Sometimes that means you exclude a good next token, or include a bad one, so a bad one gets chosen. And then once it has, the thing is going to pick whatever is most likely to come after that, which will be some malarkey because it has already emitted a nonsense token and is now using that as context. But whatever it is, it will still sound plausible because it's still choosing from the most likely things to follow what has already been emitted.

seanhunter · 2025-01-01T07:29:36 1735716576

A p-value isn’t just any old probability- it has a specific meaning related to hypothesis testing[1]. A p-value is the conditional probability of seeing a result at least as extreme as some observation under the null hypothesis.

Yes LLMs generate tokens using a stochastic process, so it is probabalistic. Everyone knows that, but in the normal process of generating text, LLMs aren’t doing a hypothesis test so by definition p-values are completely irrelevant to how LLMs hallucinate.

[1] https://math.libretexts.org/Courses/Queens_College/Introduct...

seanhunter · 2025-01-01T08:00:01 1735718401

This is such a common thing to misunderstand that I'm going to respond to my own message to give an explanation, because many of the links I've found make sense once you know the lingo etc but might not before then.

Say you go into a bar and just by chance there is a football[1] match on television between Denmark and France. You see a bunch of fans of each country and you think "Hey, the Danes look taller than the French". You want to find out whether this is true in general, so to test this hypothesis you persuade them during a lull in the match to line up and get measured. As luck would have it there are exactly n people from each country.

H_0 (the null hypothesis) is that the two population means are the same. That is, that Danish people have the same average height as French people.

H_1 (the alternative hypothesis) is that Danish people are taller on average than French people (ie the population mean is larger).

So you take the average height and see that the Danes in this bar are say 5cm taller on average than the French people in this bar.

The p-value is how likely it would be to select a random sample of n people from each of two populations (one from Danes, one from French people) with an average height of the Danes in the sample being at least 5cm larger than the French if the actual average height of the underlying populations you sampled from (all Danes and all French people) were the same.

How you use a p-value is typically if it is smaller than some threshold called a critical value you "reject the null hypothesis" at some significance level. So in this case if the p-value was small enough you conclude that the population means are unlikely to be the same.
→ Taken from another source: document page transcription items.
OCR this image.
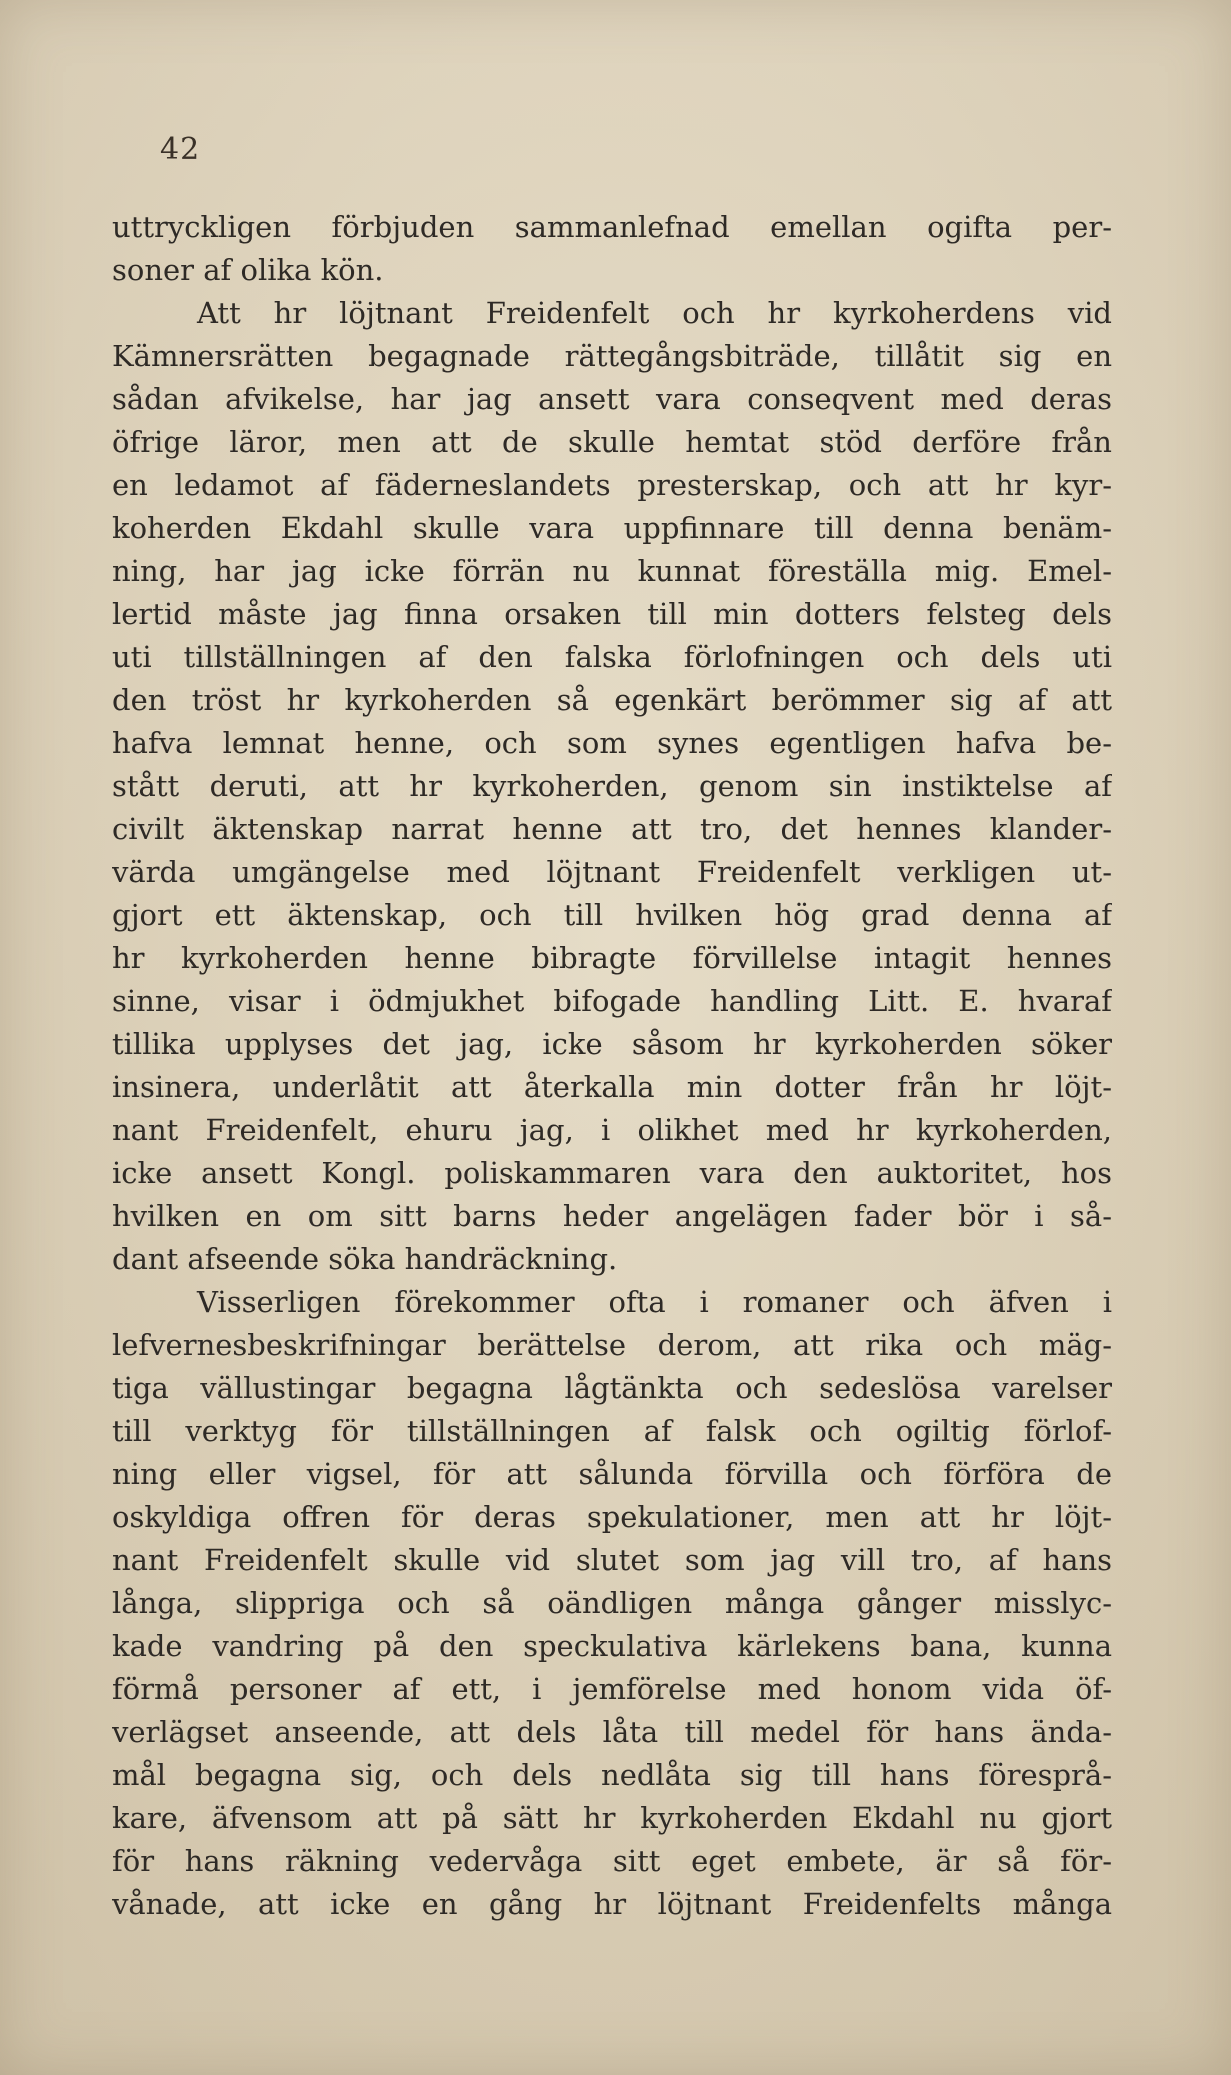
42
uttryckligen förbjuden sammanlefnad emellan ogifta per-
soner af olika kön.
Att hr löjtnant Freidenfelt och hr kyrkoherdens vid
Kämnersrätten begagnade rättegångsbiträde, tillåtit sig en
sådan afvikelse, har jag ansett vara conseqvent med deras
öfrige läror, men att de skulle hemtat stöd derföre från
en ledamot af fäderneslandets presterskap, och att hr kyr-
koherden Ekdahl skulle vara uppfinnare till denna benäm-
ning, har jag icke förrän nu kunnat föreställa mig. Emel-
lertid måste jag finna orsaken till min dotters felsteg dels
uti tillställningen af den falska förlofningen och dels uti
den tröst hr kyrkoherden så egenkärt berömmer sig af att
hafva lemnat henne, och som synes egentligen hafva be-
stått deruti, att hr kyrkoherden, genom sin instiktelse af
civilt äktenskap narrat henne att tro, det hennes klander-
värda umgängelse med löjtnant Freidenfelt verkligen ut-
gjort ett äktenskap, och till hvilken hög grad denna af
hr kyrkoherden henne bibragte förvillelse intagit hennes
sinne, visar i ödmjukhet bifogade handling Litt. E. hvaraf
tillika upplyses det jag, icke såsom hr kyrkoherden söker
insinera, underlåtit att återkalla min dotter från hr löjt-
nant Freidenfelt, ehuru jag, i olikhet med hr kyrkoherden,
icke ansett Kongl. poliskammaren vara den auktoritet, hos
hvilken en om sitt barns heder angelägen fader bör i så-
dant afseende söka handräckning.
Visserligen förekommer ofta i romaner och äfven i
lefvernesbeskrifningar berättelse derom, att rika och mäg-
tiga vällustingar begagna lågtänkta och sedeslösa varelser
till verktyg för tillställningen af falsk och ogiltig förlof-
ning eller vigsel, för att sålunda förvilla och förföra de
oskyldiga offren för deras spekulationer, men att hr löjt-
nant Freidenfelt skulle vid slutet som jag vill tro, af hans
långa, slippriga och så oändligen många gånger misslyc-
kade vandring på den speckulativa kärlekens bana, kunna
förmå personer af ett, i jemförelse med honom vida öf-
verlägset anseende, att dels låta till medel för hans ända-
mål begagna sig, och dels nedlåta sig till hans föresprå-
kare, äfvensom att på sätt hr kyrkoherden Ekdahl nu gjort
för hans räkning vedervåga sitt eget embete, är så för-
vånade, att icke en gång hr löjtnant Freidenfelts många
Actually calculating the p-value is going to depend a bit on the distribution etc but that's what a p-value is. As you can see it's not just a probability.

[1]soccer if you're from the US

ellisv · 2025-01-01T03:26:48 1735702008

Would you elaborate?

svnt · 2025-01-01T06:37:18 1735713438

If I take it at face value they seem to be blaming LLM hallucinations on questionable training data from published science done badly while focused on p-values.